The Gift of Failure

This was a fantastic book about the importance of failure to growing up. The premise is one that has become popular in Silicon Valley lore — to fail quickly, learn a lot, and then do something else great. Only rather than finding technological or financial success, failures for children help them discover resilience, lessons, novel approaches, and independence. It’s a great book for any parent concerned about today’s tendency for helicopter parenting.

The author happened to teach a friend of ours, so it retained a little extra poignancy based on that. Even without it, the author does a great job of talking through both the difficulties of and importance of allowing our children to fail. There are dozens of examples of how failure provides a learning experience, and each one helped strengthen my resolve to embrace my children’s failures as well as find growth opportunities within each one. I’m disappointed to say that I listened to much of this audiobook while being away from my kids, due to work and travel, but the inspiration feels like enough to stay in the back of my mind.

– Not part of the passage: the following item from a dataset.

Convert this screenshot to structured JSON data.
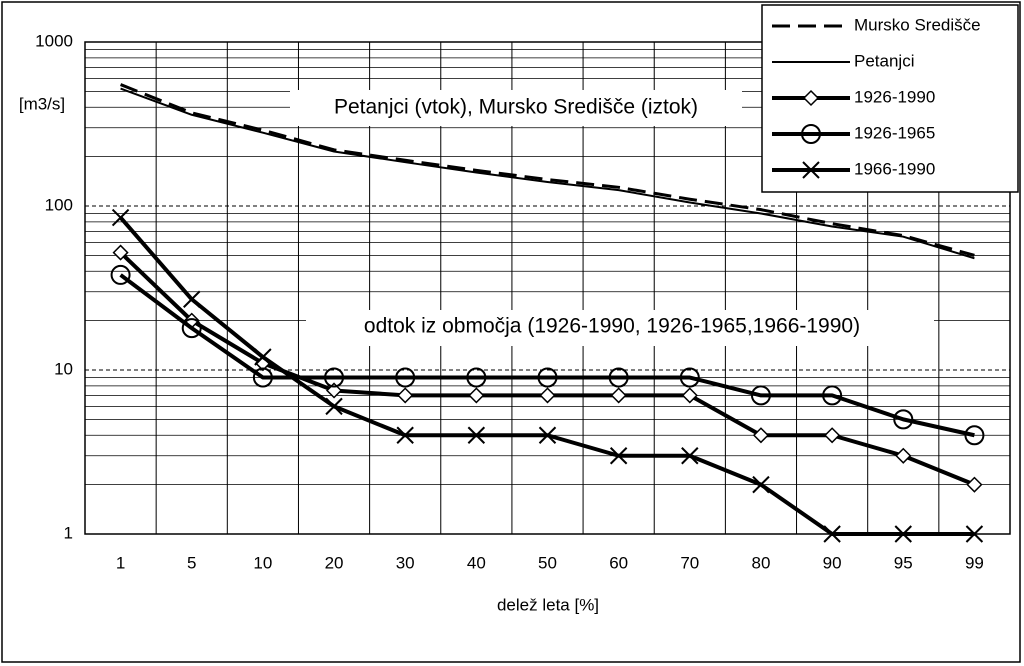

Growing up, and well into my adulthood, I would regularly be with my father when something went awry. Many times, though not all, he would observe it and say it was a ‘teachable moment.’ I came to think of them as specific “things” that happened, occurrences, and that my dad was great at noticing them. Having become a parent, and now reading books like this, I realize that he had this idea down before it was popular — allow for mistakes, and make sure learning takes place to fix it the next time. Another primary theme is to keep a cool approach throughout all of parenting’s ups and downs, which is incredibly difficult when so many other things are swirling around in my head. However, to be the parent that I genuinely want to be, I need to focus better when with my kids and to maintain a level of composure that allows me to recognize mistakes and help correct them, rather than just reacting emotionally to them.

The latter part of the book was focused on the importance of failure during middle school, high school, and college years, which all sounded very worthwhile but isn’t applicable to me for another few years. The foundation she talked about early on, though, was outstanding and will make me a better parent. A fun parallel is that this lesson is applicable in the workplace too — if my direct report makes a mistake, rather than simply fixing it and passing it along, I should make the observation and help him grow. It’s important to note that allowing failure is not simply throwing a person out and letting them fend for themselves; it takes practice, support, giving independence, and helping set up structures so that they are primed and prepared to be independent.

There was a really powerful story the author told about when she was first starting this “allow my kids to fail” experience. After maybe six months, she had agreed with her son in middle school that he would be responsible for packing his backpack each day for school, and that she wouldn’t nag. It worked for a long while, but one day he forgot an important piece of homework he had worked hard on the night before. It sat on the table as he climbed on the bus, and she felt conflicted. She had a visit with a teacher or principal at his school planned for the day, and it would have been really easy to bring it along. However, she held out. When he got home, she asked about his day, and motioned towards the homework lying on the table. He acknowledged it readily, and said that he had worked it out with the teacher that he would bring it in the next day. She asked if there were any repercussions, and he said he had to stay in from recess and do some extra work; he presented it matter-of-factly, and she let it go. He had handled it like a mature person, and she had allowed him to work through the consequences on his own.

Ultimately, this feels like a book I should read every couple years, to retain the lessons and help me steel against the desire to shower love on my kids by doing things for them. They need to grow, they need to become independent, and that is my ultimate role as a father. I’m happy to have these thoughts at the forefront of my mind, and expect to be a better father because of it. I may fail in that quest, but I’ll learn the lessons and keep getting better.